Nonostante le prove di efficacia, il meccanismo che determina i risultati dell’EMDR è stato oggetto di dibattito per molti anni, principalmente per la difficoltà nell’operazionalizzare i costrutti di ‘congelamento’ e ‘rielaborazione’.
Marcel A. van den Hout, ricercatore di fama internazionale, negli ultimi anni assieme a numerosi colleghi ha affrontato e testato una dopo l’altra tutte le ipotesi inerenti il meccanismo di funzionamento della terapia EMDR.
Tra i punti principali sostenuti da Marcel van den Hout trova spazio il working memory taxing. Vediamo quali sono e perché tra essi il working memory taxing riveste una certa importanza:
- L’EMDR e altri interventi efficaci sul trauma sembrano agire attraverso la riduzione della vividezza dei ricordi traumatici (Engelhard et al., 2010). La forza immaginativa del ricordo traumatico viene offuscata e questo significa una minor sensazione di realtà imminente, minor attivazione emotiva, maggior capacità di riflessione e rielaborazione del ricordo. Questa riduzione della vividezza potrebbe essere il mediatore comune dei diversi interventi efficaci sul trauma.
- Il meccanismo con cui avviene la riduzione della vividezza non è l’abituazione, non basta esporsi più volte al ricordo o ripetutamente riviverlo perché questo perda le proprie caratteristiche immaginative.
- Il meccanismo non è la sincronizzazione dei due emisferi, la riconnessione tra gli stessi, il passaggio dell’informazione tra un emisfero e l’altro. Infatti non si hanno variazioni nell’elettroencefalogramma (Samara et al., 2011) ma soprattutto la stimolazione verticale ottiene i medesimi risultati di quella orizzontale.
- Veniamo ora al capitolo working memory taxing: il meccanismo sembra essere un processo di appesantimento della memoria di lavoro durante il recupero del ricordo traumatico (van den Hout et al., 2011).

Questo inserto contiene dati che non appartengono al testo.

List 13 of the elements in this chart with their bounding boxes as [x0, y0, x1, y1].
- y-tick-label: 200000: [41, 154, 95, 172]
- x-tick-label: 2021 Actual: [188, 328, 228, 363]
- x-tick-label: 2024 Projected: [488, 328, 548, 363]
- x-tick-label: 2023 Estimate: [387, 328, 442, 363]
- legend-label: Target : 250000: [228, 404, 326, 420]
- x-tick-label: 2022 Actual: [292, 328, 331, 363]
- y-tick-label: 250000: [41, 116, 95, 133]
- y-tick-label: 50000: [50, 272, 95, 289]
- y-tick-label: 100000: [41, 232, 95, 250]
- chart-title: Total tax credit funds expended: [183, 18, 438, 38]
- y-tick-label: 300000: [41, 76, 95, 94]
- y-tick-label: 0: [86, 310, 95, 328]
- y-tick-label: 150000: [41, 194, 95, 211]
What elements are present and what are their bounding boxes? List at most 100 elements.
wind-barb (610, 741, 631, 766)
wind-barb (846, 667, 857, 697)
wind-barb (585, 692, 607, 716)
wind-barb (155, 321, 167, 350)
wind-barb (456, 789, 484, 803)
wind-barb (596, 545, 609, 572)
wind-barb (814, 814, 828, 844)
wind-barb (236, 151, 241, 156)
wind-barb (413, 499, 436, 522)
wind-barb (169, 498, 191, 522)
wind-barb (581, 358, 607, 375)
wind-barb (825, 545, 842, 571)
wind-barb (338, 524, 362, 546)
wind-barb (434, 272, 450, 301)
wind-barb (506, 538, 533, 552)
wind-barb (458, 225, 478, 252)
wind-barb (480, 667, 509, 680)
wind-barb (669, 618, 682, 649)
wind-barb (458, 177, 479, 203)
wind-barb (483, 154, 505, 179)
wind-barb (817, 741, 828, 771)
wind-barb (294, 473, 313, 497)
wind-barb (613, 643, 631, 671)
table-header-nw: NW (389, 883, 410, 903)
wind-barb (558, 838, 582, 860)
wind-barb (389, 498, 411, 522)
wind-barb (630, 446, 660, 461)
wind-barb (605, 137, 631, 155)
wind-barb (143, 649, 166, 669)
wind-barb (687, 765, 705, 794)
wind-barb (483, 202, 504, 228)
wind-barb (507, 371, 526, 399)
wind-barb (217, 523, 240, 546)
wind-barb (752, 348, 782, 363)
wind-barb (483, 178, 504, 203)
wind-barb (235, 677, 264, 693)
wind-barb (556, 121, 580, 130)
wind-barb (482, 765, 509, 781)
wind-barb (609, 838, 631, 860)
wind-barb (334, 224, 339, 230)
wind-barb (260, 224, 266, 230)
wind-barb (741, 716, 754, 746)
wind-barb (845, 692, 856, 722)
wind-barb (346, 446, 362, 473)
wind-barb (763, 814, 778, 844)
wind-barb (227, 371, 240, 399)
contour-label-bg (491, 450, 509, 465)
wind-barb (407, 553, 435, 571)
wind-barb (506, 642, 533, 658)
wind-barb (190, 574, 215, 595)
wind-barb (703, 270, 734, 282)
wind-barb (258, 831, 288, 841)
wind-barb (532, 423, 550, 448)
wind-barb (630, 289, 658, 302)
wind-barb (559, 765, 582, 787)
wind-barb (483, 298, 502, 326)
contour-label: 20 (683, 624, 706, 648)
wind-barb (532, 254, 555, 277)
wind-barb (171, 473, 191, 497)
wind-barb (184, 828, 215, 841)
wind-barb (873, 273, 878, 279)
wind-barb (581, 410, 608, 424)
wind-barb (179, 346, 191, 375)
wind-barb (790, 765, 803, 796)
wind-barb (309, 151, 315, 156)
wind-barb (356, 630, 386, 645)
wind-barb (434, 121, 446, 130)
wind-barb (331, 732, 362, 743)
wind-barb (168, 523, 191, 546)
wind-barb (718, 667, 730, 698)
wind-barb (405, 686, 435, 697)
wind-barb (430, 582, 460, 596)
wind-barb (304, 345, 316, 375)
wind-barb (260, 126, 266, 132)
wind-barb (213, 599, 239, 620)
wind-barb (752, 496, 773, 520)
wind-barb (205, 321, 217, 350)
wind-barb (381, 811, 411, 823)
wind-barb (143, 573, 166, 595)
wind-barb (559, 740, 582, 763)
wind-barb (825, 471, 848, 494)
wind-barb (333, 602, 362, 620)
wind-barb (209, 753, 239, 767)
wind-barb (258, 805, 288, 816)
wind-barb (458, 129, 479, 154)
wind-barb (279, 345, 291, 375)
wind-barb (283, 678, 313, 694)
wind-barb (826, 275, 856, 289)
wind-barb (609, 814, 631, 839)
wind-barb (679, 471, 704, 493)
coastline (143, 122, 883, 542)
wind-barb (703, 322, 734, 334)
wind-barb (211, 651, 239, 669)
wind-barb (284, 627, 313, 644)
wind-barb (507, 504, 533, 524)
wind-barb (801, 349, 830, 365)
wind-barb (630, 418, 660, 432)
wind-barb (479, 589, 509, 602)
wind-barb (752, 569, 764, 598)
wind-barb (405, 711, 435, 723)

Stimolando la memoria di lavoro (working memory), che ha capacità limitate, attraverso un secondo compito (es: seguire il movimento delle dita) questa non sarebbe più in grado di recuperare le informazioni traumatiche con la stessa vividezza. Si aprirebbe così lo spazio a un’elaborazione più distaccata del materiale mnestico comunque rievocato.
- L’ipotesi del working memory taxing è confermata dal fatto che altri esercizi che notoriamente appesantiscono la memoria lavoro, come l’esecuzione di alcuni compiti matematici che richiedono la memorizzazione di una serie di numeri, ottengono gli stessi effetti in termini di riduzione della vividezza dei ricordi negativi.
- Un’altra interessante conclusione riguarda l’utilizzo dei beep (rumori alternati), piuttosto che dei movimenti oculari. I beep non appesantiscono la memoria di lavoro. E in effetti un recente studio (van den Hout et al., 2012) mostra come ottengano risultati significativamente inferiori all’uso dei movimenti oculari, anche se considerati una stimolazione bilaterale. Quindi la sostituzione della stimolazione oculare con quella uditiva è sconsigliata e prematura.
- Infine, il protocollo di intervento EMDR prevede l’uso delle stimolazioni bilaterali per rinforzare immaginazioni e ricordi positivi. Questa procedura avrebbe senso clinico se si potesse sostenere l’ipotesi che la sincronizzazione degli emisferi favorisce l’elaborazione del ricordo. Ma non è così (vedi punto 3). Nel paradigma del working memory taxing sostenere un immaginazione positiva durante una stimolazione oculare, cioè durante l’appesantimento della memoria lavoro, significa rendere più difficile il mantenimento di un immagine vivida nella memoria. Insomma, ostacola proprio l’obiettivo che si propone.
La sintesi finale di van den Hout non si caratterizza come una sintesi contro la terapia EMDR. Anche perché la terapia EMDR non è solo questo. Il paradigma del working memory taxing rappresenta invece un atteso chiarimento circa i meccanismi che stanno alla base di questa tecnica e il razionale che ne emerge è limpido: modalità che appesantiscono la memoria lavoro durante il recupero di ricordi traumatici ne favoriscono la rielaborazione.